URA Engages Motor vehicle Dealers on Valuation

Uganda Revenue Authority recently engaged executives of motor vehicle dealers’ associations on discrepancies in valuation to collect their feedback before the publication of the motor vehicle valuation database.

“We did not submit the valuation database for this month because we know that you have issues that we need to address transparently because we recognize that you support the business of revenue,” Brenda Kateu Wenene, the acting Assistant Commissioner of Trade, stated.

The motor vehicle dealers raised concerns about the values of different motor models, the fact that some values have not been reviewed for a period of five years, and the depreciation of values in the region.

“We are requesting a reduction of values for German cars because there is low demand for them. Additionally, we would like to see devaluation of the BMW X5 just like the X3 was depreciated, and values for the 4WD and 2WD should be the same since we buy them at the same price,” Amir Hussain, chairperson of the of the Used Motor Vehicles Association, said.
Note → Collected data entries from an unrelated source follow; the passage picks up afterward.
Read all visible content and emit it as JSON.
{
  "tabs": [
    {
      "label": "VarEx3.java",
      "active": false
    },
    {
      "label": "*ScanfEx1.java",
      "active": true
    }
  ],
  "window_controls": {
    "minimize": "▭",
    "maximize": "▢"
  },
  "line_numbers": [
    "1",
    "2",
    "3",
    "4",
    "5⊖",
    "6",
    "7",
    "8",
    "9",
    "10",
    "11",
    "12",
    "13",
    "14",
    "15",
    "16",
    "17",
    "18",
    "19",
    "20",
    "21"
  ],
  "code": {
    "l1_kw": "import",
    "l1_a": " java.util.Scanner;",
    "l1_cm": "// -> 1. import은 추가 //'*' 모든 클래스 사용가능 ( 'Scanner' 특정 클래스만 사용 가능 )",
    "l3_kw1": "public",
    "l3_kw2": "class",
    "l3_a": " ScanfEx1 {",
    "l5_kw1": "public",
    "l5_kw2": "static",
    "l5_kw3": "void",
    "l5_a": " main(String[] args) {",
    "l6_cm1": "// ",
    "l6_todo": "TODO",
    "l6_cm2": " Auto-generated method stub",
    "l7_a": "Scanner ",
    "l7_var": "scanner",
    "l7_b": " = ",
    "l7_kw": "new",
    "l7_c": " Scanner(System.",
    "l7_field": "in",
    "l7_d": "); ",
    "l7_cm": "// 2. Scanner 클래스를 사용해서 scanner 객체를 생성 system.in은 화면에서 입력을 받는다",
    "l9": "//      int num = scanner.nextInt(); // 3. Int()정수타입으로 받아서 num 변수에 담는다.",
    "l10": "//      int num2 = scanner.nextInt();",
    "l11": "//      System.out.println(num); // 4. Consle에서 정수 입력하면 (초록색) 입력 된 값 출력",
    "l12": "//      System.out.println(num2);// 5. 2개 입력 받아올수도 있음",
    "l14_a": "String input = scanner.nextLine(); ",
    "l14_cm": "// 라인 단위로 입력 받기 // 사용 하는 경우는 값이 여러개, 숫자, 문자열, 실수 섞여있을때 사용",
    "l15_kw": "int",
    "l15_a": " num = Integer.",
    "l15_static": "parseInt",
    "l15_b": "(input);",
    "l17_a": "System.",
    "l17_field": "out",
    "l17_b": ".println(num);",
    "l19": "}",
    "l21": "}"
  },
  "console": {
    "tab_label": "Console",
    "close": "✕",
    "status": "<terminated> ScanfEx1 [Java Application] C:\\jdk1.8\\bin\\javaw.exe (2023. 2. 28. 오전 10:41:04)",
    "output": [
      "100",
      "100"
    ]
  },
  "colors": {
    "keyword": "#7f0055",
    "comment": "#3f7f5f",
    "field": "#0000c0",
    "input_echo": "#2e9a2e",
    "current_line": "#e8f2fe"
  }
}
Muhammed Hasnain, a member of the Delight Car Dealers Association, sought clarification on the websites from which URA derives their values for the different models of motor vehicles, noting that the Subaru Outback BR9 and Subaru Outback BRM are the same model and should have the same value but are given different values in the database.

Charles Kavumbi, chairman of the Association of Motor Vehicle Dealers (AMD), recommended that the valuation guide be publicized quarterly as opposed to monthly.

Addressing the traders’ issues, Abel Kagumire, the Commissioner of the Customs Department, emphasized the credibility of the valuation database and explained that Customs arrives at the given values scientifically.

“There is a scientific way of how we arrive at values that we can deduce and adjust; we do not use sentiments. However, we give you an opportunity to share your issues so that we can address them and use the guide to help us generate revenue,” Kagumire explained.

He also provided an update on the concerns about motor vehicles paying taxes at the port, citing that the challenge is with global security clearance.

Nonetheless, the Taxman is working with the Ministry of Works and Transport to adjust the system so that traders can pay taxes for the vehicles at the port but issue the number plates after the vehicles have been bought.

Kagumire also used the engagement to encourage the motor vehicle dealers to support the Kiira EV assembly plant and import more environmentally friendly motor vehicles.

“Why are you always clearing used cars? Can the mindset change so that we promote the production of motor vehicles in our country? We are also promoting electric vehicles (EVs) and hybrid cars, so there will be a lot of incentives for the whole region in the next financial year; therefore, I advise you to evolve so that you can compete,” Kagumire stated.